# Using the pymdwizard core functionality in scripts

### An FGDC metadata record can be loaded as an XMLRecord object for inspection and editing

### Advanced users are sometimes tasked with complex metadata tasks that can be facilitated with a scripted solution.  
Examples could include:
    * Batch updating the contact info in a folder full of records.  
    * Creating a frequency list of all of the keywords used in a set of records.
    * Creating a report of the number of schema errors in each of a list of files.

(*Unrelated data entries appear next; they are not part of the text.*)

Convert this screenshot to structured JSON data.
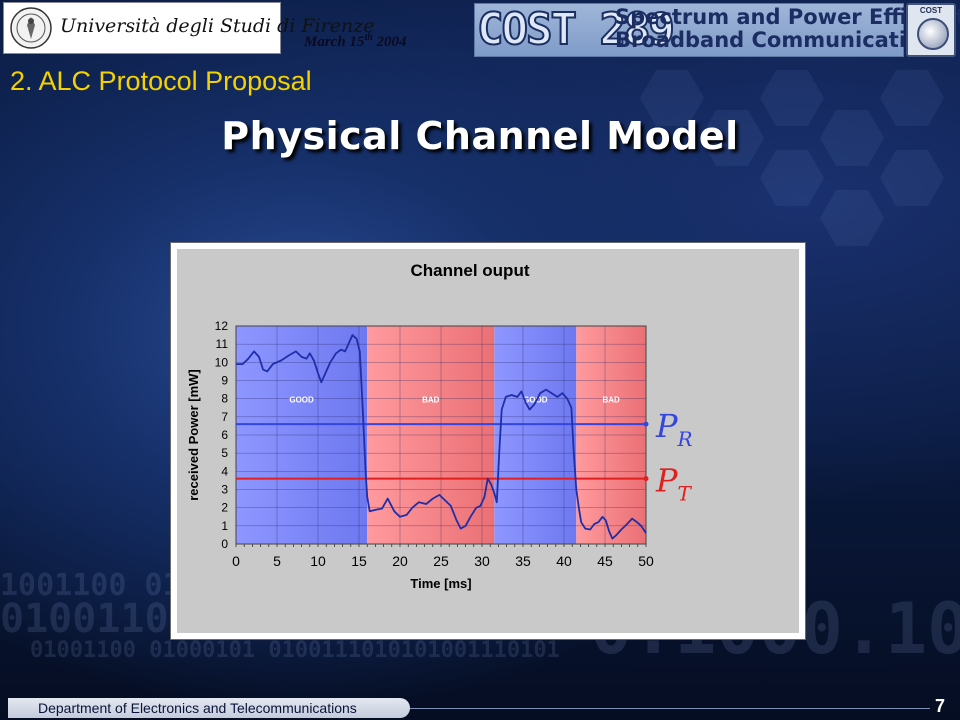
{
  "header": {
    "university_name": "Università degli Studi di Firenze",
    "date": "March 15",
    "date_suffix": "th",
    "date_year": "2004",
    "cost_label": "COST 289",
    "cost_subtitle_line1": "Spectrum and Power Efficient",
    "cost_subtitle_line2": "Broadband Communications",
    "cost_badge": "COST"
  },
  "section_title": "2. ALC Protocol Proposal",
  "slide_title": "Physical Channel Model",
  "footer": {
    "department": "Department of Electronics and Telecommunications",
    "page_number": "7"
  },
  "colors": {
    "good_region": "#6e78f0",
    "bad_region": "#ea7075",
    "curve": "#1f2fa8",
    "pr_line": "#3445e0",
    "pt_line": "#e01f1f",
    "section_title": "#f4d200"
  },
  "chart_data": {
    "type": "line",
    "title": "Channel ouput",
    "xlabel": "Time [ms]",
    "ylabel": "received Power [mW]",
    "xlim": [
      0,
      50
    ],
    "ylim": [
      0,
      12
    ],
    "xticks": [
      0,
      5,
      10,
      15,
      20,
      25,
      30,
      35,
      40,
      45,
      50
    ],
    "yticks": [
      0,
      1,
      2,
      3,
      4,
      5,
      6,
      7,
      8,
      9,
      10,
      11,
      12
    ],
    "grid": true,
    "regions": [
      {
        "label": "GOOD",
        "state": "good",
        "x_start": 0,
        "x_end": 16
      },
      {
        "label": "BAD",
        "state": "bad",
        "x_start": 16,
        "x_end": 31.5
      },
      {
        "label": "GOOD",
        "state": "good",
        "x_start": 31.5,
        "x_end": 41.5
      },
      {
        "label": "BAD",
        "state": "bad",
        "x_start": 41.5,
        "x_end": 50
      }
    ],
    "thresholds": [
      {
        "name": "P_R",
        "label": "P",
        "subscript": "R",
        "y": 6.6
      },
      {
        "name": "P_T",
        "label": "P",
        "subscript": "T",
        "y": 3.6
      }
    ],
    "series": [
      {
        "values": [
          [
            0,
            9.9
          ],
          [
            0.8,
            9.9
          ],
          [
            1.5,
            10.2
          ],
          [
            2.2,
            10.6
          ],
          [
            2.8,
            10.3
          ],
          [
            3.3,
            9.6
          ],
          [
            3.8,
            9.5
          ],
          [
            4.5,
            9.9
          ],
          [
            5.5,
            10.1
          ],
          [
            6.5,
            10.4
          ],
          [
            7.3,
            10.6
          ],
          [
            8,
            10.3
          ],
          [
            8.6,
            10.2
          ],
          [
            9,
            10.5
          ],
          [
            9.5,
            10.1
          ],
          [
            10,
            9.4
          ],
          [
            10.4,
            8.9
          ],
          [
            10.8,
            9.3
          ],
          [
            11.5,
            10.0
          ],
          [
            12.2,
            10.5
          ],
          [
            12.8,
            10.7
          ],
          [
            13.3,
            10.6
          ],
          [
            13.8,
            11.1
          ],
          [
            14.2,
            11.5
          ],
          [
            14.7,
            11.3
          ],
          [
            15.1,
            10.6
          ],
          [
            15.5,
            7.0
          ],
          [
            15.8,
            4.0
          ],
          [
            16,
            2.6
          ],
          [
            16.3,
            1.8
          ],
          [
            17.2,
            1.9
          ],
          [
            17.8,
            1.95
          ],
          [
            18.5,
            2.5
          ],
          [
            19.3,
            1.8
          ],
          [
            20,
            1.5
          ],
          [
            20.8,
            1.6
          ],
          [
            21.5,
            2.0
          ],
          [
            22.3,
            2.3
          ],
          [
            23.2,
            2.2
          ],
          [
            24,
            2.5
          ],
          [
            24.8,
            2.7
          ],
          [
            25.5,
            2.4
          ],
          [
            26.2,
            2.1
          ],
          [
            26.9,
            1.3
          ],
          [
            27.4,
            0.85
          ],
          [
            28,
            1.0
          ],
          [
            28.6,
            1.5
          ],
          [
            29.3,
            2.0
          ],
          [
            29.8,
            2.1
          ],
          [
            30.3,
            2.6
          ],
          [
            30.7,
            3.6
          ],
          [
            31.1,
            3.3
          ],
          [
            31.5,
            2.8
          ],
          [
            31.8,
            2.3
          ],
          [
            32.1,
            5.0
          ],
          [
            32.4,
            7.4
          ],
          [
            32.9,
            8.1
          ],
          [
            33.6,
            8.2
          ],
          [
            34.3,
            8.1
          ],
          [
            34.8,
            8.4
          ],
          [
            35.3,
            7.8
          ],
          [
            35.8,
            7.4
          ],
          [
            36.4,
            7.7
          ],
          [
            37.1,
            8.3
          ],
          [
            37.8,
            8.5
          ],
          [
            38.5,
            8.3
          ],
          [
            39.2,
            8.1
          ],
          [
            39.8,
            8.3
          ],
          [
            40.4,
            8.0
          ],
          [
            40.9,
            7.5
          ],
          [
            41.2,
            5.0
          ],
          [
            41.5,
            3.0
          ],
          [
            41.8,
            2.0
          ],
          [
            42.1,
            1.2
          ],
          [
            42.6,
            0.85
          ],
          [
            43.2,
            0.8
          ],
          [
            43.7,
            1.1
          ],
          [
            44.2,
            1.2
          ],
          [
            44.7,
            1.5
          ],
          [
            45.1,
            1.3
          ],
          [
            45.5,
            0.7
          ],
          [
            45.9,
            0.3
          ],
          [
            46.4,
            0.5
          ],
          [
            47,
            0.8
          ],
          [
            47.7,
            1.1
          ],
          [
            48.3,
            1.4
          ],
          [
            48.9,
            1.2
          ],
          [
            49.4,
            1.0
          ],
          [
            50,
            0.6
          ]
        ]
      }
    ]
  }
}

The underlying Python components of the MD Wizard can be used to accomplish this.

In [1]:
from pymdwizard.core.xml_utils import XMLRecord, XMLNode

In [2]:
fname =  r"..\tests\data\USGS_ASC_PolarBears_FGDC.xml"
original_md = XMLRecord(fname)

### Drilling down into the structure is easy as each childnode is an child object of the record

simply chain a list of the FGDC 'shortnames' to get to the desired element.
code completion (tab in a Jupyter notebook) makes this relatively easy

In [3]:
print(original_md.metadata.idinfo.spdom.bounding)

<bounding>
  <westbc>178.2167</westbc>
  <eastbc>-178.9167</eastbc>
  <northbc>83.921</northbc>
  <southbc>63.3667</southbc>
</bounding>


### Editing can be done directly on the 'text' of a node

In [4]:
original_md.metadata.idinfo.spdom.bounding.eastbc.text = '-99'
print(original_md.metadata.idinfo.spdom.bounding)

<bounding>
  <westbc>178.2167</westbc>
  <eastbc>-99</eastbc>
  <northbc>83.921</northbc>
  <southbc>63.3667</southbc>
</bounding>


### Copying elements from one record to another is easy as well

In [5]:
template_fname = r"..\tests\\data\Onshore_Industrial_Wind_Turbine_Locations_for_the_United_States_through_July2013.xml"
template_md = XMLRecord(template_fname)

In [6]:
template_bounding = template_md.metadata.idinfo.spdom.bounding
print(template_bounding)

<bounding>
  <westbc>-180.000000</westbc>
  <eastbc>180.000000</eastbc>
  <northbc>79.972399</northbc>
  <southbc>10.273857</southbc>
</bounding>


In [7]:
original_md.metadata.idinfo.spdom.bounding = template_bounding

In [8]:
print(original_md.metadata.idinfo.spdom.bounding)

<bounding>
  <westbc>-180.000000</westbc>
  <eastbc>180.000000</eastbc>
  <northbc>79.972399</northbc>
  <southbc>10.273857</southbc>
</bounding>


### Note that multiple elements will be returned as a list, which can make things tricky but also handy

In [9]:
print(original_md.metadata.idinfo.keywords.theme,'\n')
print(type(original_md.metadata.idinfo.keywords.theme))

<theme>
  <themekt>None</themekt>
  <themekey>Polar Bear</themekey>
  <themekey>Ursus maritimum</themekey>
  <themekey>maternal denning</themekey>
</theme> 

<class 'pymdwizard.core.xml_utils.XMLNode'>


In [10]:
print(original_md.metadata.idinfo.keywords.theme.themekey,'\n')
print(type(original_md.metadata.idinfo.keywords.theme.themekey))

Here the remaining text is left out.